A fast track to fame and fortune but who profits and who pays the price?
The huge online community that YouTube has secured offers a supposedly alternative route to fame and stardom, whether it be through being filmed biting your brother, getting your cat to play a keyboard or singing a simple song about being 13 and wanting to go out at a weekend and get really drunk. But the recent Rebecca Black phenomenon shows how, in spite of over 65 million views on the broadcasting site, these communities have more moneymaking opportunities than first meets the eye. A company called ARK Music was paid by Black’s parents for the chance to make their daughter a social media sensation led her to experience the “omg you suck” YouTube backlash in droves.
The success of her song (if you can call it that) “Friday” shows how enterprising companies (in this case ARK Music) can sell a new social networking dream and make a quick $2,000.
But no one could have foreseen the success that would come from being so bad.

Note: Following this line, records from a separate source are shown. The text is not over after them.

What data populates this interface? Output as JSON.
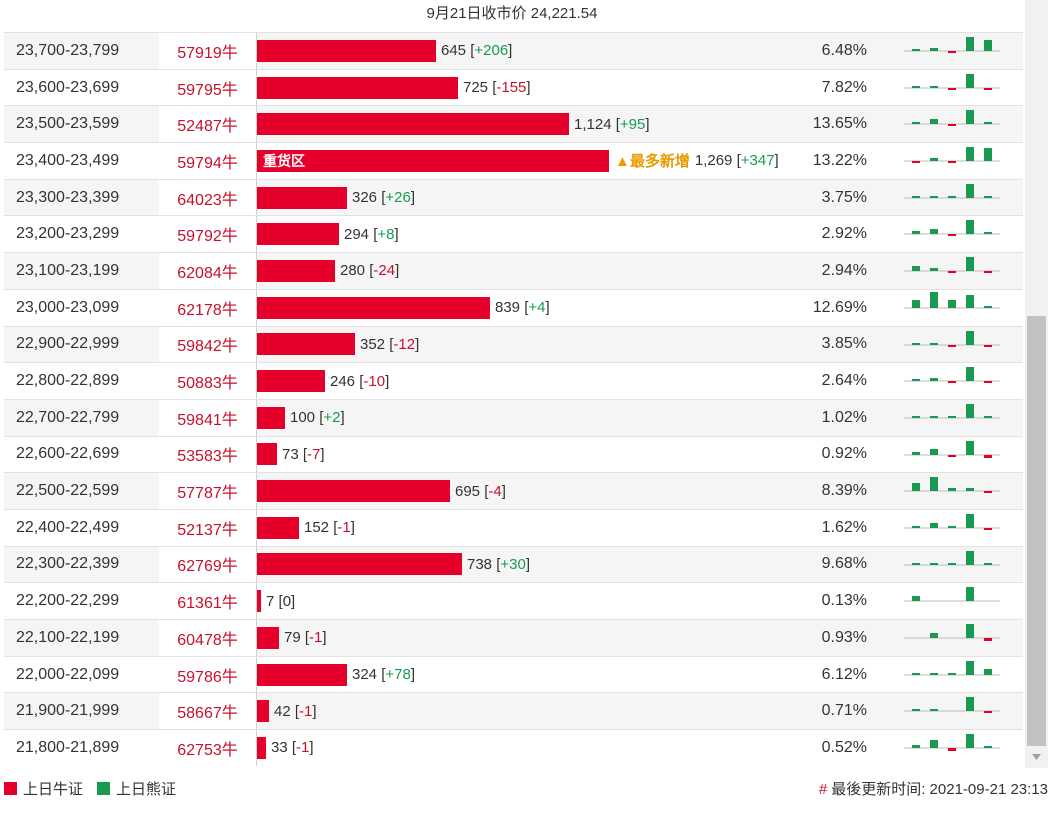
{
  "header": {
    "title": "9月21日收市价 24,221.54"
  },
  "colors": {
    "bull": "#e4002b",
    "bear": "#1a9a50",
    "hot": "#e89a00"
  },
  "rows": [
    {
      "range": "23,700-23,799",
      "code": "57919牛",
      "count": 645,
      "count_text": "645",
      "change": "+206",
      "pct": "6.48%",
      "spark": [
        [
          0.1,
          "g"
        ],
        [
          0.2,
          "g"
        ],
        [
          0.1,
          "r"
        ],
        [
          0.9,
          "g"
        ],
        [
          0.7,
          "g"
        ]
      ]
    },
    {
      "range": "23,600-23,699",
      "code": "59795牛",
      "count": 725,
      "count_text": "725",
      "change": "-155",
      "pct": "7.82%",
      "spark": [
        [
          0.05,
          "g"
        ],
        [
          0.05,
          "g"
        ],
        [
          0.05,
          "r"
        ],
        [
          0.9,
          "g"
        ],
        [
          0.2,
          "r"
        ]
      ]
    },
    {
      "range": "23,500-23,599",
      "code": "52487牛",
      "count": 1124,
      "count_text": "1,124",
      "change": "+95",
      "pct": "13.65%",
      "spark": [
        [
          0.1,
          "g"
        ],
        [
          0.3,
          "g"
        ],
        [
          0.1,
          "r"
        ],
        [
          0.9,
          "g"
        ],
        [
          0.1,
          "g"
        ]
      ]
    },
    {
      "range": "23,400-23,499",
      "code": "59794牛",
      "count": 1269,
      "count_text": "1,269",
      "change": "+347",
      "pct": "13.22%",
      "inner_label": "重货区",
      "hot_label": "▲最多新增",
      "spark": [
        [
          0.1,
          "r"
        ],
        [
          0.2,
          "g"
        ],
        [
          0.1,
          "r"
        ],
        [
          0.9,
          "g"
        ],
        [
          0.8,
          "g"
        ]
      ]
    },
    {
      "range": "23,300-23,399",
      "code": "64023牛",
      "count": 326,
      "count_text": "326",
      "change": "+26",
      "pct": "3.75%",
      "spark": [
        [
          0.05,
          "g"
        ],
        [
          0.05,
          "g"
        ],
        [
          0.05,
          "g"
        ],
        [
          0.9,
          "g"
        ],
        [
          0.05,
          "g"
        ]
      ]
    },
    {
      "range": "23,200-23,299",
      "code": "59792牛",
      "count": 294,
      "count_text": "294",
      "change": "+8",
      "pct": "2.92%",
      "spark": [
        [
          0.2,
          "g"
        ],
        [
          0.3,
          "g"
        ],
        [
          0.1,
          "r"
        ],
        [
          0.9,
          "g"
        ],
        [
          0.05,
          "g"
        ]
      ]
    },
    {
      "range": "23,100-23,199",
      "code": "62084牛",
      "count": 280,
      "count_text": "280",
      "change": "-24",
      "pct": "2.94%",
      "spark": [
        [
          0.3,
          "g"
        ],
        [
          0.2,
          "g"
        ],
        [
          0.1,
          "r"
        ],
        [
          0.9,
          "g"
        ],
        [
          0.2,
          "r"
        ]
      ]
    },
    {
      "range": "23,000-23,099",
      "code": "62178牛",
      "count": 839,
      "count_text": "839",
      "change": "+4",
      "pct": "12.69%",
      "spark": [
        [
          0.5,
          "g"
        ],
        [
          1.0,
          "g"
        ],
        [
          0.5,
          "g"
        ],
        [
          0.8,
          "g"
        ],
        [
          0.05,
          "g"
        ]
      ]
    },
    {
      "range": "22,900-22,999",
      "code": "59842牛",
      "count": 352,
      "count_text": "352",
      "change": "-12",
      "pct": "3.85%",
      "spark": [
        [
          0.1,
          "g"
        ],
        [
          0.05,
          "g"
        ],
        [
          0.1,
          "r"
        ],
        [
          0.9,
          "g"
        ],
        [
          0.2,
          "r"
        ]
      ]
    },
    {
      "range": "22,800-22,899",
      "code": "50883牛",
      "count": 246,
      "count_text": "246",
      "change": "-10",
      "pct": "2.64%",
      "spark": [
        [
          0.1,
          "g"
        ],
        [
          0.2,
          "g"
        ],
        [
          0.1,
          "r"
        ],
        [
          0.9,
          "g"
        ],
        [
          0.2,
          "r"
        ]
      ]
    },
    {
      "range": "22,700-22,799",
      "code": "59841牛",
      "count": 100,
      "count_text": "100",
      "change": "+2",
      "pct": "1.02%",
      "spark": [
        [
          0.05,
          "g"
        ],
        [
          0.1,
          "g"
        ],
        [
          0.05,
          "g"
        ],
        [
          0.9,
          "g"
        ],
        [
          0.05,
          "g"
        ]
      ]
    },
    {
      "range": "22,600-22,699",
      "code": "53583牛",
      "count": 73,
      "count_text": "73",
      "change": "-7",
      "pct": "0.92%",
      "spark": [
        [
          0.2,
          "g"
        ],
        [
          0.4,
          "g"
        ],
        [
          0.2,
          "r"
        ],
        [
          0.9,
          "g"
        ],
        [
          0.3,
          "r"
        ]
      ]
    },
    {
      "range": "22,500-22,599",
      "code": "57787牛",
      "count": 695,
      "count_text": "695",
      "change": "-4",
      "pct": "8.39%",
      "spark": [
        [
          0.5,
          "g"
        ],
        [
          0.9,
          "g"
        ],
        [
          0.2,
          "g"
        ],
        [
          0.2,
          "g"
        ],
        [
          0.05,
          "r"
        ]
      ]
    },
    {
      "range": "22,400-22,499",
      "code": "52137牛",
      "count": 152,
      "count_text": "152",
      "change": "-1",
      "pct": "1.62%",
      "spark": [
        [
          0.1,
          "g"
        ],
        [
          0.3,
          "g"
        ],
        [
          0.05,
          "g"
        ],
        [
          0.9,
          "g"
        ],
        [
          0.05,
          "r"
        ]
      ]
    },
    {
      "range": "22,300-22,399",
      "code": "62769牛",
      "count": 738,
      "count_text": "738",
      "change": "+30",
      "pct": "9.68%",
      "spark": [
        [
          0.05,
          "g"
        ],
        [
          0.05,
          "g"
        ],
        [
          0.05,
          "g"
        ],
        [
          0.9,
          "g"
        ],
        [
          0.05,
          "g"
        ]
      ]
    },
    {
      "range": "22,200-22,299",
      "code": "61361牛",
      "count": 7,
      "count_text": "7",
      "change": "0",
      "pct": "0.13%",
      "spark": [
        [
          0.3,
          "g"
        ],
        [
          0,
          "g"
        ],
        [
          0,
          "g"
        ],
        [
          0.9,
          "g"
        ],
        [
          0,
          "g"
        ]
      ]
    },
    {
      "range": "22,100-22,199",
      "code": "60478牛",
      "count": 79,
      "count_text": "79",
      "change": "-1",
      "pct": "0.93%",
      "spark": [
        [
          0,
          "g"
        ],
        [
          0.3,
          "g"
        ],
        [
          0,
          "g"
        ],
        [
          0.9,
          "g"
        ],
        [
          0.3,
          "r"
        ]
      ]
    },
    {
      "range": "22,000-22,099",
      "code": "59786牛",
      "count": 324,
      "count_text": "324",
      "change": "+78",
      "pct": "6.12%",
      "spark": [
        [
          0.05,
          "g"
        ],
        [
          0.05,
          "g"
        ],
        [
          0.05,
          "g"
        ],
        [
          0.9,
          "g"
        ],
        [
          0.4,
          "g"
        ]
      ]
    },
    {
      "range": "21,900-21,999",
      "code": "58667牛",
      "count": 42,
      "count_text": "42",
      "change": "-1",
      "pct": "0.71%",
      "spark": [
        [
          0.05,
          "g"
        ],
        [
          0.05,
          "g"
        ],
        [
          0,
          "g"
        ],
        [
          0.9,
          "g"
        ],
        [
          0.1,
          "r"
        ]
      ]
    },
    {
      "range": "21,800-21,899",
      "code": "62753牛",
      "count": 33,
      "count_text": "33",
      "change": "-1",
      "pct": "0.52%",
      "spark": [
        [
          0.2,
          "g"
        ],
        [
          0.5,
          "g"
        ],
        [
          0.3,
          "r"
        ],
        [
          0.9,
          "g"
        ],
        [
          0.1,
          "g"
        ]
      ]
    }
  ],
  "legend": {
    "bull_label": "上日牛证",
    "bear_label": "上日熊证"
  },
  "update": {
    "hash": "#",
    "text": "最後更新时间: 2021-09-21 23:13"
  }
}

Even BBC News, usually concerned with higher matters, called it “the worst song in history” in uncharacteristic fervour. Thousands of YouTube and Twitter posts list widespread glee and disgust in equal measure at Black’s lack of talent, with the extended media coverage from the celebrity blogging scene ultimately resulting in online threats of violence. YouTube now use moderation to try and curb some of these comments, but the sheer volume posted on the video (over 1.1 million in less than a month) must be tricky for even the copious employees at YouTube to moderate.
But after the start of Black’s “success”, ARK hired her a publicist, and several appearances on high-profile US talk shows and a public breakdown on Good Morning America have followed, with ARK reaping profits from the iTunes download-only version of the single. Although Black will probably make her parents’ money back, as well as a lot more to boot, what will the effects of this “fame” be? This shows the dark side of popular online communities, where cyberbullying equals more hits and more money. And for companies like ARK, it is a new and potentially lucrative market to enter into. YouTube certainly has a tough job on its hands, moderating abuse when millions of hits and comments can spring up on one video, seemingly from nowhere.